A cropped closeup to show the resolution. After countless tweaks, stars are now pinpoints from edge to edge, this lens is very sharp full open at f1.8 but focusing is more than difficult... the critrical focus zone is about 7 microns, 7/1000mm!
Canon EF 200mm f1.8 is a monster lens (fastest tele lens in the world). Total exposure time for all channels is just 4h 30min for this relative deep narrow band image, shot under a heavy light pollution.
As can be seen from the image, North America and Pelican Nebulae are actually a single emission area, divided visually to two parts by a dark nebula at front.
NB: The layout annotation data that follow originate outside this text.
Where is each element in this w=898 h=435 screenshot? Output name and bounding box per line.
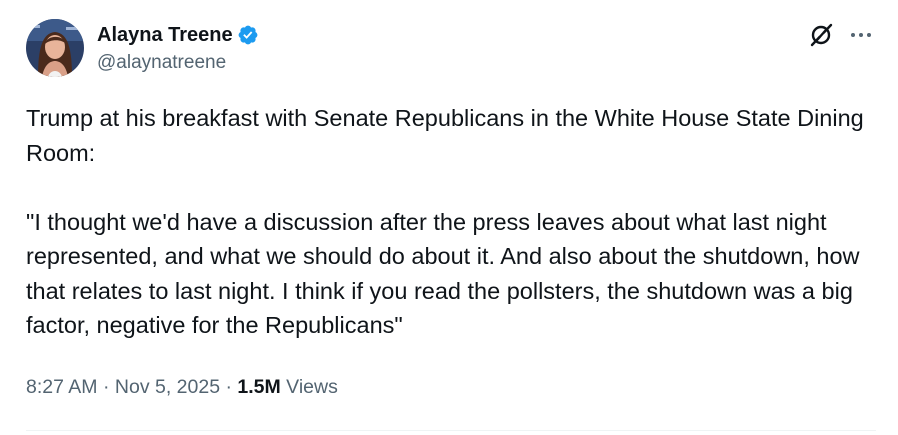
- verified-badge-icon[interactable]: [237, 24, 259, 46]
- tweet-text: Trump at his breakfast with Senate Repub…: [26, 105, 864, 338]
- tweet-time[interactable]: 8:27 AM: [26, 376, 98, 399]
- author-display-name[interactable]: Alayna Treene: [97, 24, 233, 47]
- grok-icon[interactable]: [808, 22, 834, 48]
- meta-separator: ·: [220, 376, 238, 398]
- divider: [26, 430, 876, 431]
- view-count: 1.5M: [237, 376, 281, 398]
- tweet-card: Alayna Treene @alaynatreene Trump at his…: [0, 0, 898, 435]
- views-label: Views: [280, 376, 338, 398]
- more-options-icon[interactable]: [848, 22, 874, 48]
- tweet-meta: 8:27 AM · Nov 5, 2025 · 1.5M Views: [26, 376, 338, 399]
- author-handle[interactable]: @alaynatreene: [97, 52, 226, 74]
- tweet-date[interactable]: Nov 5, 2025: [115, 376, 220, 399]
- meta-separator: ·: [97, 376, 115, 398]
- author-name-row: Alayna Treene: [97, 22, 259, 48]
- avatar[interactable]: [26, 19, 84, 77]
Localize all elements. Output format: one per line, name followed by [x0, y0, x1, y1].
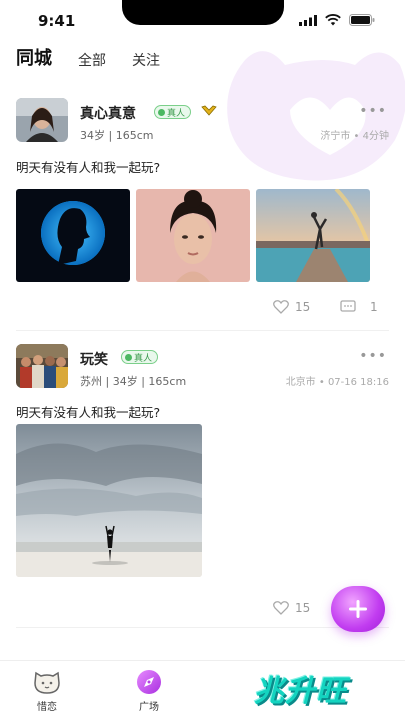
avatar[interactable] [16, 344, 68, 388]
post-divider [16, 627, 389, 628]
signal-icon [299, 14, 317, 26]
user-meta: 苏州 | 34岁 | 165cm [80, 375, 187, 388]
nav-item-xilian[interactable]: 惜恋 [32, 669, 62, 713]
more-options-button[interactable]: ••• [359, 103, 387, 119]
feed-tabs: 同城 全部 关注 [16, 44, 160, 72]
tab-all[interactable]: 全部 [78, 50, 106, 70]
device-notch [122, 0, 284, 25]
post-photo[interactable] [136, 189, 250, 282]
post-photo[interactable] [256, 189, 370, 282]
nav-item-square[interactable]: 广场 [135, 669, 163, 713]
cat-face-icon [34, 671, 60, 694]
location-time: 济宁市 • 4分钟 [320, 131, 389, 142]
post-divider [16, 330, 389, 331]
comment-icon [340, 300, 356, 312]
nav-label: 广场 [139, 702, 159, 713]
nav-label: 惜恋 [37, 702, 57, 713]
badge-label: 真人 [167, 108, 186, 119]
status-icons [299, 14, 375, 26]
like-count: 15 [295, 601, 311, 615]
location-time: 北京市 • 07-16 18:16 [285, 377, 389, 388]
post-text: 明天有没有人和我一起玩? [16, 160, 161, 175]
comment-button[interactable]: 1 [340, 300, 378, 314]
battery-icon [349, 14, 375, 26]
status-bar: 9:41 [0, 0, 405, 42]
create-post-button[interactable] [331, 586, 385, 632]
heart-icon [273, 601, 289, 615]
avatar[interactable] [16, 98, 68, 142]
tab-following[interactable]: 关注 [132, 50, 160, 70]
like-button[interactable]: 15 [273, 601, 310, 615]
badge-label: 真人 [134, 353, 153, 364]
wifi-icon [325, 14, 341, 26]
check-icon [158, 108, 165, 116]
compass-icon [137, 670, 161, 694]
heart-icon [273, 300, 289, 314]
status-time: 9:41 [38, 12, 76, 30]
username[interactable]: 玩笑 [80, 349, 108, 369]
comment-count: 1 [370, 300, 378, 314]
like-button[interactable]: 15 [273, 300, 310, 314]
like-count: 15 [295, 300, 311, 314]
post-photo[interactable] [16, 189, 130, 282]
post-photo[interactable] [16, 424, 202, 577]
username[interactable]: 真心真意 [80, 103, 136, 123]
verified-real-badge: 真人 [121, 350, 159, 364]
watermark-logo: 兆升旺 [254, 674, 347, 709]
more-options-button[interactable]: ••• [359, 348, 387, 364]
check-icon [125, 353, 132, 361]
post-text: 明天有没有人和我一起玩? [16, 405, 161, 420]
plus-icon [349, 600, 367, 618]
user-meta: 34岁 | 165cm [80, 129, 154, 142]
tab-local[interactable]: 同城 [16, 44, 60, 72]
vip-crown-icon [201, 105, 217, 116]
verified-real-badge: 真人 [154, 105, 192, 119]
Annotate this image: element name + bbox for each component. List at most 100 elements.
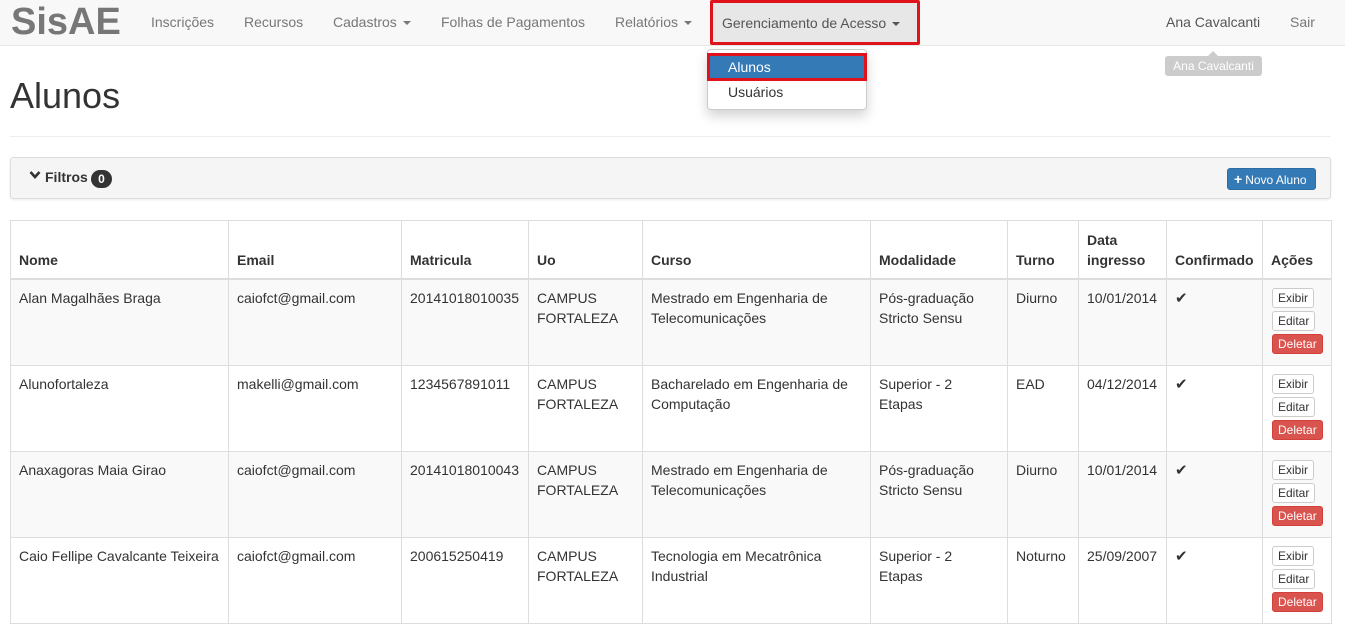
- navbar: SisAE Inscrições Recursos Cadastros Folh…: [0, 0, 1345, 46]
- header-uo[interactable]: Uo: [528, 220, 643, 280]
- table-row: Alan Magalhães Braga caiofct@gmail.com 2…: [10, 278, 1332, 366]
- cell-nome: Caio Fellipe Cavalcante Teixeira: [10, 536, 229, 624]
- plus-icon: +: [1234, 171, 1243, 187]
- cell-data-ingresso: 04/12/2014: [1078, 364, 1167, 452]
- cell-modalidade: Superior - 2 Etapas: [870, 536, 1008, 624]
- cell-email: caiofct@gmail.com: [228, 450, 402, 538]
- cell-confirmado: ✔: [1166, 278, 1263, 366]
- filters-count-badge: 0: [91, 170, 112, 188]
- dropdown-item-usuarios[interactable]: Usuários: [708, 81, 866, 107]
- cell-data-ingresso: 25/09/2007: [1078, 536, 1167, 624]
- filters-toggle[interactable]: Filtros: [45, 169, 88, 185]
- header-turno[interactable]: Turno: [1007, 220, 1079, 280]
- nav-recursos[interactable]: Recursos: [244, 0, 303, 45]
- cell-email: caiofct@gmail.com: [228, 536, 402, 624]
- delete-button[interactable]: Deletar: [1272, 333, 1323, 354]
- cell-curso: Mestrado em Engenharia de Telecomunicaçõ…: [642, 450, 871, 538]
- header-data-ingresso[interactable]: Data ingresso: [1078, 220, 1167, 280]
- cell-curso: Mestrado em Engenharia de Telecomunicaçõ…: [642, 278, 871, 366]
- cell-curso: Tecnologia em Mecatrônica Industrial: [642, 536, 871, 624]
- cell-matricula: 1234567891011: [401, 364, 529, 452]
- cell-email: makelli@gmail.com: [228, 364, 402, 452]
- header-email[interactable]: Email: [228, 220, 402, 280]
- caret-down-icon: [402, 21, 411, 26]
- header-matricula[interactable]: Matricula: [401, 220, 529, 280]
- cell-acoes: Exibir Editar Deletar: [1262, 536, 1332, 624]
- dropdown-item-alunos[interactable]: Alunos: [707, 53, 867, 81]
- cell-acoes: Exibir Editar Deletar: [1262, 364, 1332, 452]
- cell-nome: Alan Magalhães Braga: [10, 278, 229, 366]
- cell-matricula: 20141018010035: [401, 278, 529, 366]
- new-student-label: Novo Aluno: [1245, 173, 1307, 187]
- cell-modalidade: Pós-graduação Stricto Sensu: [870, 450, 1008, 538]
- students-table-wrapper: Nome Email Matricula Uo Curso Modalidade…: [10, 220, 1332, 624]
- user-tooltip: Ana Cavalcanti: [1165, 51, 1262, 76]
- cell-modalidade: Pós-graduação Stricto Sensu: [870, 278, 1008, 366]
- header-confirmado[interactable]: Confirmado: [1166, 220, 1263, 280]
- students-table: Nome Email Matricula Uo Curso Modalidade…: [10, 220, 1332, 624]
- brand-logo[interactable]: SisAE: [11, 1, 121, 43]
- show-button[interactable]: Exibir: [1272, 545, 1315, 566]
- header-acoes: Ações: [1262, 220, 1332, 280]
- page-title: Alunos: [10, 75, 121, 116]
- chevron-down-icon[interactable]: [29, 170, 41, 180]
- edit-button[interactable]: Editar: [1272, 568, 1316, 589]
- cell-uo: CAMPUS FORTALEZA: [528, 536, 643, 624]
- table-row: Alunofortaleza makelli@gmail.com 1234567…: [10, 364, 1332, 452]
- nav-gerenciamento-acesso[interactable]: Gerenciamento de Acesso: [710, 0, 920, 45]
- nav-logout[interactable]: Sair: [1290, 0, 1315, 45]
- cell-turno: EAD: [1007, 364, 1079, 452]
- cell-acoes: Exibir Editar Deletar: [1262, 278, 1332, 366]
- cell-nome: Alunofortaleza: [10, 364, 229, 452]
- cell-uo: CAMPUS FORTALEZA: [528, 450, 643, 538]
- nav-cadastros-label: Cadastros: [333, 14, 397, 30]
- divider: [10, 136, 1331, 137]
- nav-inscricoes[interactable]: Inscrições: [151, 0, 214, 45]
- new-student-button[interactable]: + Novo Aluno: [1227, 168, 1316, 190]
- check-icon: ✔: [1175, 375, 1188, 393]
- nav-gerenciamento-label: Gerenciamento de Acesso: [722, 15, 887, 31]
- cell-data-ingresso: 10/01/2014: [1078, 278, 1167, 366]
- cell-matricula: 200615250419: [401, 536, 529, 624]
- nav-folhas-pagamentos[interactable]: Folhas de Pagamentos: [441, 0, 585, 45]
- cell-nome: Anaxagoras Maia Girao: [10, 450, 229, 538]
- table-row: Caio Fellipe Cavalcante Teixeira caiofct…: [10, 536, 1332, 624]
- delete-button[interactable]: Deletar: [1272, 419, 1323, 440]
- nav-cadastros[interactable]: Cadastros: [333, 0, 411, 45]
- caret-down-icon: [892, 22, 901, 27]
- check-icon: ✔: [1175, 461, 1188, 479]
- cell-uo: CAMPUS FORTALEZA: [528, 364, 643, 452]
- table-header-row: Nome Email Matricula Uo Curso Modalidade…: [10, 220, 1332, 280]
- cell-confirmado: ✔: [1166, 450, 1263, 538]
- cell-confirmado: ✔: [1166, 536, 1263, 624]
- cell-modalidade: Superior - 2 Etapas: [870, 364, 1008, 452]
- cell-confirmado: ✔: [1166, 364, 1263, 452]
- header-nome[interactable]: Nome: [10, 220, 229, 280]
- cell-data-ingresso: 10/01/2014: [1078, 450, 1167, 538]
- show-button[interactable]: Exibir: [1272, 373, 1315, 394]
- delete-button[interactable]: Deletar: [1272, 591, 1323, 612]
- show-button[interactable]: Exibir: [1272, 287, 1315, 308]
- nav-relatorios[interactable]: Relatórios: [615, 0, 693, 45]
- check-icon: ✔: [1175, 547, 1188, 565]
- nav-user[interactable]: Ana Cavalcanti: [1166, 0, 1260, 45]
- edit-button[interactable]: Editar: [1272, 396, 1316, 417]
- table-row: Anaxagoras Maia Girao caiofct@gmail.com …: [10, 450, 1332, 538]
- nav-relatorios-label: Relatórios: [615, 14, 679, 30]
- edit-button[interactable]: Editar: [1272, 310, 1316, 331]
- cell-uo: CAMPUS FORTALEZA: [528, 278, 643, 366]
- header-modalidade[interactable]: Modalidade: [870, 220, 1008, 280]
- edit-button[interactable]: Editar: [1272, 482, 1316, 503]
- cell-matricula: 20141018010043: [401, 450, 529, 538]
- header-curso[interactable]: Curso: [642, 220, 871, 280]
- cell-acoes: Exibir Editar Deletar: [1262, 450, 1332, 538]
- cell-curso: Bacharelado em Engenharia de Computação: [642, 364, 871, 452]
- caret-down-icon: [684, 21, 693, 26]
- access-dropdown-menu: Alunos Usuários: [707, 49, 867, 110]
- delete-button[interactable]: Deletar: [1272, 505, 1323, 526]
- filters-panel: Filtros 0 + Novo Aluno: [10, 157, 1331, 199]
- cell-email: caiofct@gmail.com: [228, 278, 402, 366]
- cell-turno: Diurno: [1007, 278, 1079, 366]
- show-button[interactable]: Exibir: [1272, 459, 1315, 480]
- cell-turno: Diurno: [1007, 450, 1079, 538]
I have shot a narrower wide field shot from lower part of this formation, earlier in this Autumn, with a Tokina AT-X 300mm f2.8 camera lens, it can be seen HERE. Area is from just bellow the North America Nebula.
R=Hydrogen + Sulfur, G=Oxygen and B=Oxygen + Hydrogen.
This palette is very close to a visual spectrum.
An animated image, with and without stars
Technical details:
Processing work flow:
Image acquisition, MaxiDL v5.07.
Stacked and calibrated in CCDStack2.
Deconvolution with a CCDStack2 Positive Constraint, 33 iterations, added at 50% weight
Levels, curves and color combine in PS CS3.
Optics, Canon EF 200mm camera lens at f1.8
Camera, QHY9
Guiding, Meade LX200 GPS 12" and a Lodestar guider
Image Scale, ~5 arcseconds/pixel
H-alpha 15x600s, Binned 1x1
O-III 6x600s, Binned 1x1
S-II 6x600s, Binned 1x1
Ps.
There is a tiny nebula in lower Right crner, near the "Pelican's head", if somebody knows, what it is, please leave a comment here.
It emits strongest at H-a but there are O-III and S-II bands visible too.
Update.
A friendly Blog follower just posted a comment about this nebula.
It's an emission nebula designated as a GN 20.43.9, thank you.